Skip to content

Ensure that OneFormerProcessor place text task_inputs to the same device as other inputs #42722

@simonreise

Description

@simonreise

System Info

  • transformers version: 5.0.0.dev0
  • Platform: Windows-10-10.0.26200-SP0
  • Python version: 3.11.9
  • Huggingface_hub version: 1.2.1
  • Safetensors version: 0.5.3
  • Accelerate version: not installed
  • Accelerate config: not found
  • DeepSpeed version: not installed
  • PyTorch version (accelerator?): 2.9.1+cu128 (CUDA)
  • Using distributed or parallel set-up in script?:
  • Using GPU in script?:
  • GPU type: NVIDIA GeForce RTX 2060

Who can help?

@yonigozlan @molbap

Information

  • The official example scripts
  • My own modified scripts

Tasks

  • An officially supported task in the examples folder (such as GLUE/SQuAD, ...)
  • My own task or dataset (give details below)

Reproduction

Fast image processors can keep the output tensors on the same device as the input tensors.

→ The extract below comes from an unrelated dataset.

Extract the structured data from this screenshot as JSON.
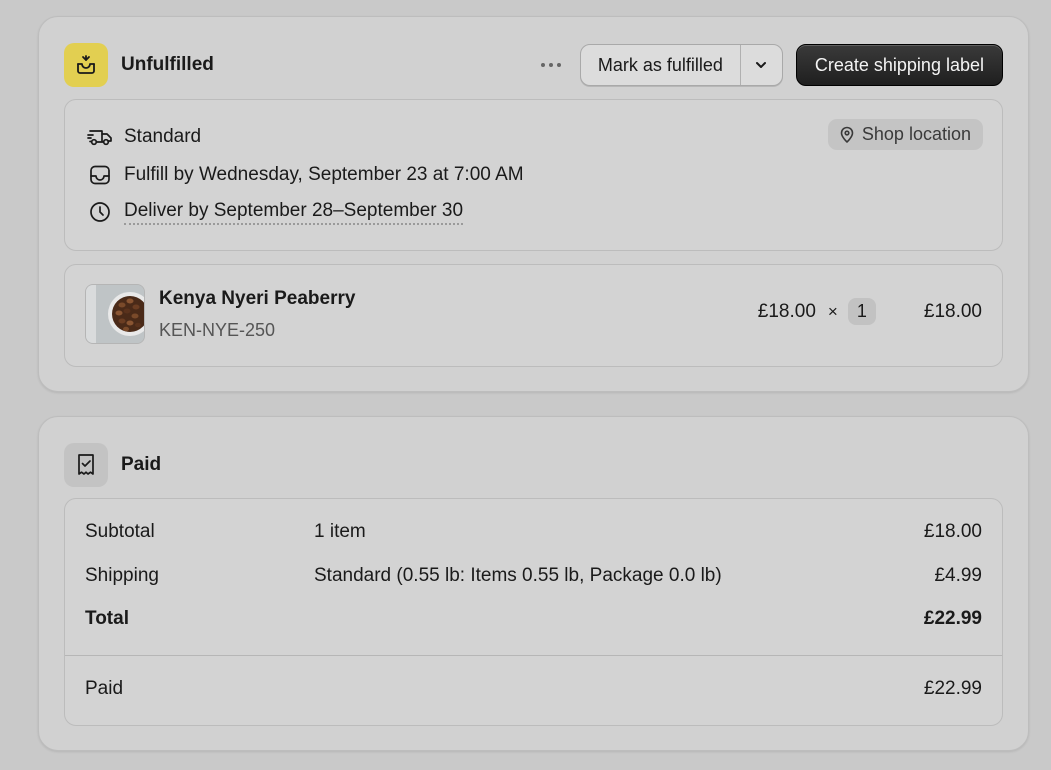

This works for most of the processors, but OneFormerProcessor, which can combine OneFormerImageProcessorFast and a tokenizer and takes both image and text as inputs, do not ensure that both outputs are on the same device.

Let's create a simple script that loads an image, moves it to cuda and then tries to preprocess it with OneFormerProcessor

import transformers
from PIL import Image
import requests
from torchvision import transforms

to_tensor_transform = transforms.ToTensor()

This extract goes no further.